For e.g. if we have 4 items with 7 response options. Then the distinct variances and covariances is:


\(\frac{4(4+1)}{2} = 10\) parameters.


The number of estimated parameters is:


\(4 * 7 = 28\).


Thus, 10 - 28 = -18, which results in a negative df.

Only the fit of more constrained IRT models with less than 10 parameters can be tested using covariances.

Alternatively, one may also collapse categories prior to the analysis to reduce the number of estimated parameters.

see (Maydeu-Olivares, Cai & Hernándex, 2011, pg. 340) for more discussion on this.

Citations

  • Chalmers, R. P. (2012). mirt: A multidimensional item response theory package for the R environment. Journal of Statistical Software, 48(6), 1-29.

  • De Ayala, R. J. (2013). Theory and practice of item response theory. Guilford Publications.

  • Embretson, S. E., & Reise, S. P. (2013). Item response theory. Psychology Press.

  • He, Q., & Wheadon, C. (2013). The effect of sample size on item parameter estimation for the partial credit model. International Journal of Quantitative Research in Education, 1(3), 297-315.

  • Maydeu-Olivares, A., Cai, L., & Hernández, A. (2011). Comparing the fit of item response theory and factor analysis models. Structural Equation Modeling: A Multidisciplinary Journal, 18(3), 333-356.

  • Morizot, J., Ainsworth, A. T., & Reise, S. P. (2007). Toward modern psychometrics: Application of item response theory models in personality research. In R. W. Robins, R. C. Fraley, & R. F. Krueger (Eds.), Handbook of Research Methods in Personality Psychology (pp. 407-423). New York: Guilford.

  • Reckase, M. (2009). Multidimensional item response theory (Vol. 150). New York, NY: Springer.

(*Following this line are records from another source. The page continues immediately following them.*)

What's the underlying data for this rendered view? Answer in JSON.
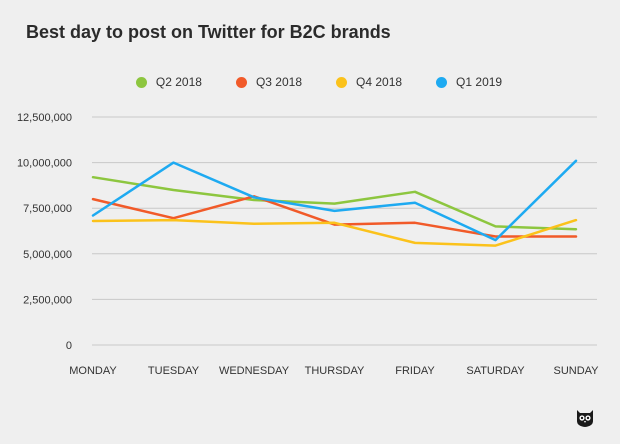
{
  "chart_data": {
    "type": "line",
    "title": "Best day to post on Twitter for B2C brands",
    "xlabel": "",
    "ylabel": "",
    "ylim": [
      0,
      12500000
    ],
    "yticks": [
      0,
      2500000,
      5000000,
      7500000,
      10000000,
      12500000
    ],
    "ytick_labels": [
      "0",
      "2,500,000",
      "5,000,000",
      "7,500,000",
      "10,000,000",
      "12,500,000"
    ],
    "categories": [
      "MONDAY",
      "TUESDAY",
      "WEDNESDAY",
      "THURSDAY",
      "FRIDAY",
      "SATURDAY",
      "SUNDAY"
    ],
    "grid": true,
    "legend_position": "top-center",
    "series": [
      {
        "name": "Q2 2018",
        "color": "#8dc63f",
        "values": [
          9200000,
          8500000,
          7950000,
          7750000,
          8400000,
          6500000,
          6350000
        ]
      },
      {
        "name": "Q3 2018",
        "color": "#f15a29",
        "values": [
          8000000,
          6950000,
          8150000,
          6600000,
          6700000,
          5950000,
          5950000
        ]
      },
      {
        "name": "Q4 2018",
        "color": "#fbc21b",
        "values": [
          6800000,
          6850000,
          6650000,
          6700000,
          5600000,
          5450000,
          6850000
        ]
      },
      {
        "name": "Q1 2019",
        "color": "#1eaaf1",
        "values": [
          7100000,
          10000000,
          8100000,
          7350000,
          7800000,
          5750000,
          10100000
        ]
      }
    ]
  },
  "brand": {
    "logo_icon": "owl-icon"
  }
}
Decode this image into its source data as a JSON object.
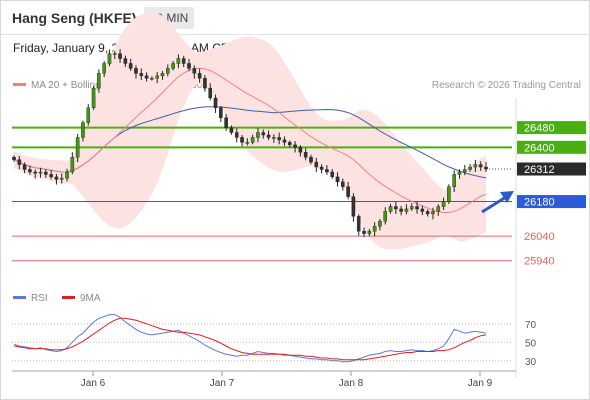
{
  "header": {
    "title": "Hang Seng (HKFE)",
    "timeframe": "30 MIN"
  },
  "datetime": "Friday, January 9, 2026 12:32:21 AM CET",
  "legend": {
    "ma20": {
      "label": "MA 20 + Bollinger Bands",
      "color": "#f08080"
    },
    "ma50": {
      "label": "MA 50",
      "color": "#3e5fa8"
    }
  },
  "credit": "Research © 2026 Trading Central",
  "rsi_legend": {
    "rsi": {
      "label": "RSI",
      "color": "#5b7bd6"
    },
    "ma9": {
      "label": "9MA",
      "color": "#e02020"
    }
  },
  "chart_data": {
    "type": "candlestick",
    "x_labels": [
      "Jan 6",
      "Jan 7",
      "Jan 8",
      "Jan 9"
    ],
    "price_range": [
      25870,
      26600
    ],
    "levels": [
      {
        "value": 26480,
        "label": "26480",
        "kind": "resistance",
        "color": "#4caf11"
      },
      {
        "value": 26400,
        "label": "26400",
        "kind": "resistance",
        "color": "#4caf11"
      },
      {
        "value": 26312,
        "label": "26312",
        "kind": "last",
        "color": "#2a2a2a"
      },
      {
        "value": 26180,
        "label": "26180",
        "kind": "pivot",
        "color": "#2a5bd8"
      },
      {
        "value": 26040,
        "label": "26040",
        "kind": "support",
        "color": "#e06666"
      },
      {
        "value": 25940,
        "label": "25940",
        "kind": "support",
        "color": "#e06666"
      }
    ],
    "close": [
      26350,
      26330,
      26310,
      26300,
      26295,
      26300,
      26290,
      26280,
      26270,
      26275,
      26300,
      26360,
      26440,
      26500,
      26560,
      26640,
      26700,
      26740,
      26780,
      26780,
      26760,
      26740,
      26720,
      26700,
      26690,
      26680,
      26680,
      26690,
      26700,
      26720,
      26740,
      26760,
      26740,
      26720,
      26700,
      26680,
      26640,
      26600,
      26560,
      26520,
      26480,
      26460,
      26440,
      26420,
      26420,
      26440,
      26460,
      26450,
      26440,
      26440,
      26430,
      26420,
      26410,
      26400,
      26380,
      26360,
      26340,
      26320,
      26310,
      26300,
      26280,
      26260,
      26240,
      26200,
      26120,
      26060,
      26050,
      26060,
      26080,
      26100,
      26140,
      26160,
      26150,
      26140,
      26150,
      26160,
      26150,
      26140,
      26130,
      26140,
      26160,
      26180,
      26240,
      26290,
      26300,
      26310,
      26320,
      26330,
      26320,
      26312
    ],
    "rsi": {
      "levels": [
        70,
        50,
        30
      ],
      "rsi": [
        48,
        46,
        45,
        44,
        43,
        44,
        42,
        41,
        40,
        41,
        44,
        50,
        56,
        60,
        66,
        72,
        76,
        78,
        80,
        80,
        77,
        72,
        68,
        64,
        61,
        59,
        58,
        59,
        60,
        61,
        62,
        63,
        60,
        57,
        54,
        51,
        47,
        44,
        41,
        39,
        37,
        36,
        35,
        36,
        36,
        38,
        40,
        39,
        38,
        38,
        37,
        36,
        36,
        35,
        34,
        33,
        32,
        32,
        31,
        31,
        30,
        30,
        29,
        29,
        30,
        32,
        34,
        36,
        37,
        38,
        40,
        41,
        40,
        40,
        41,
        42,
        41,
        41,
        40,
        41,
        43,
        46,
        54,
        64,
        62,
        60,
        61,
        62,
        61,
        60
      ],
      "ma9": [
        46,
        45,
        44,
        43,
        43,
        43,
        43,
        42,
        42,
        42,
        43,
        45,
        48,
        51,
        55,
        59,
        63,
        67,
        71,
        74,
        76,
        76,
        75,
        74,
        72,
        70,
        68,
        66,
        64,
        63,
        62,
        61,
        61,
        60,
        59,
        58,
        56,
        54,
        52,
        49,
        46,
        43,
        41,
        39,
        38,
        37,
        37,
        37,
        37,
        37,
        37,
        37,
        36,
        36,
        36,
        35,
        35,
        34,
        33,
        33,
        32,
        32,
        31,
        31,
        31,
        31,
        31,
        32,
        33,
        34,
        35,
        36,
        37,
        38,
        39,
        39,
        40,
        40,
        40,
        40,
        41,
        41,
        42,
        44,
        47,
        50,
        52,
        55,
        57,
        58
      ]
    }
  }
}
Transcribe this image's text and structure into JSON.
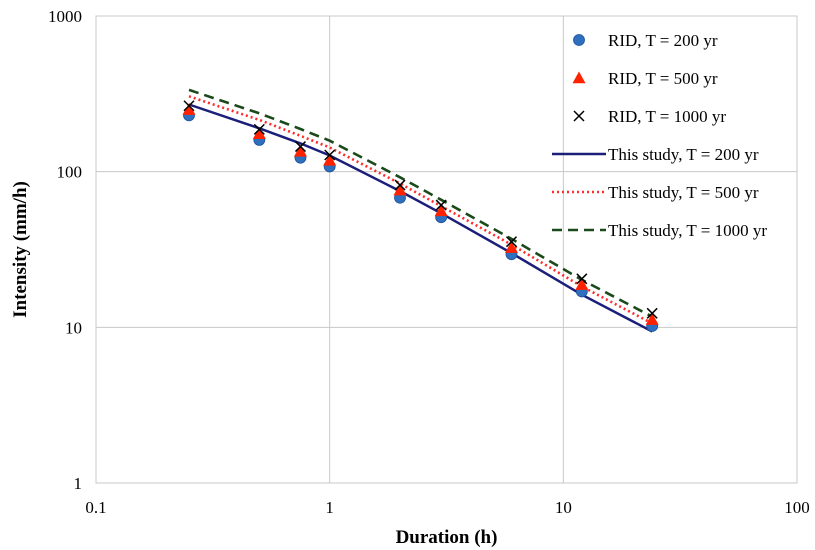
{
  "chart_data": {
    "type": "scatter",
    "xlabel": "Duration (h)",
    "ylabel": "Intensity (mm/h)",
    "x_scale": "log",
    "y_scale": "log",
    "xlim": [
      0.1,
      100
    ],
    "ylim": [
      1,
      1000
    ],
    "x_ticks": [
      0.1,
      1,
      10,
      100
    ],
    "x_tick_labels": [
      "0.1",
      "1",
      "10",
      "100"
    ],
    "y_ticks": [
      1,
      10,
      100,
      1000
    ],
    "y_tick_labels": [
      "1",
      "10",
      "100",
      "1000"
    ],
    "grid": true,
    "legend_position": "top-right",
    "series": [
      {
        "name": "RID, T = 200 yr",
        "kind": "marker",
        "marker": "circle",
        "color": "#2e6fbe",
        "x": [
          0.25,
          0.5,
          0.75,
          1,
          2,
          3,
          6,
          12,
          24
        ],
        "y": [
          230,
          160,
          123,
          108,
          68,
          51,
          29.5,
          17,
          10.2
        ]
      },
      {
        "name": "RID, T = 500 yr",
        "kind": "marker",
        "marker": "triangle",
        "color": "#ff2200",
        "x": [
          0.25,
          0.5,
          0.75,
          1,
          2,
          3,
          6,
          12,
          24
        ],
        "y": [
          250,
          175,
          135,
          118,
          76,
          56,
          32.5,
          18.8,
          11.2
        ]
      },
      {
        "name": "RID, T = 1000 yr",
        "kind": "marker",
        "marker": "cross",
        "color": "#000000",
        "x": [
          0.25,
          0.5,
          0.75,
          1,
          2,
          3,
          6,
          12,
          24
        ],
        "y": [
          265,
          187,
          145,
          128,
          82,
          61,
          35.5,
          20.5,
          12.3
        ]
      },
      {
        "name": "This study, T = 200 yr",
        "kind": "line",
        "dash": "solid",
        "color": "#1b1f7a",
        "x": [
          0.25,
          0.5,
          0.75,
          1,
          2,
          3,
          6,
          12,
          24
        ],
        "y": [
          270,
          190,
          152,
          127,
          75,
          54,
          30,
          16.2,
          9.4
        ]
      },
      {
        "name": "This study, T = 500 yr",
        "kind": "line",
        "dash": "dotted",
        "color": "#ff2a2a",
        "x": [
          0.25,
          0.5,
          0.75,
          1,
          2,
          3,
          6,
          12,
          24
        ],
        "y": [
          305,
          215,
          170,
          143,
          84,
          60,
          34,
          18.3,
          10.6
        ]
      },
      {
        "name": "This study, T = 1000 yr",
        "kind": "line",
        "dash": "dashed",
        "color": "#1a4a1a",
        "x": [
          0.25,
          0.5,
          0.75,
          1,
          2,
          3,
          6,
          12,
          24
        ],
        "y": [
          335,
          237,
          188,
          158,
          92,
          66,
          37,
          20.2,
          11.7
        ]
      }
    ]
  }
}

  • Reeve, B. B., & Fayers, P. (2005). Applying item response theory modeling for evaluating questionnaire item and scale properties. In P. Fayers & R. D. Hays (Eds.), Assessing quality of life in clinical trials: Methods of practice (2nd ed). New York: Oxford University Press, 2005. p. 55–73.

  • Wirth, R. J., & Edwards, M. C. (2007). Item factor analysis: current approaches and future directions. Psychological methods, 12(1), 58.

  • Yang, F. M. (2014). Item response theory for measurement validity. Shanghai archives of psychiatry, 26(3), 171.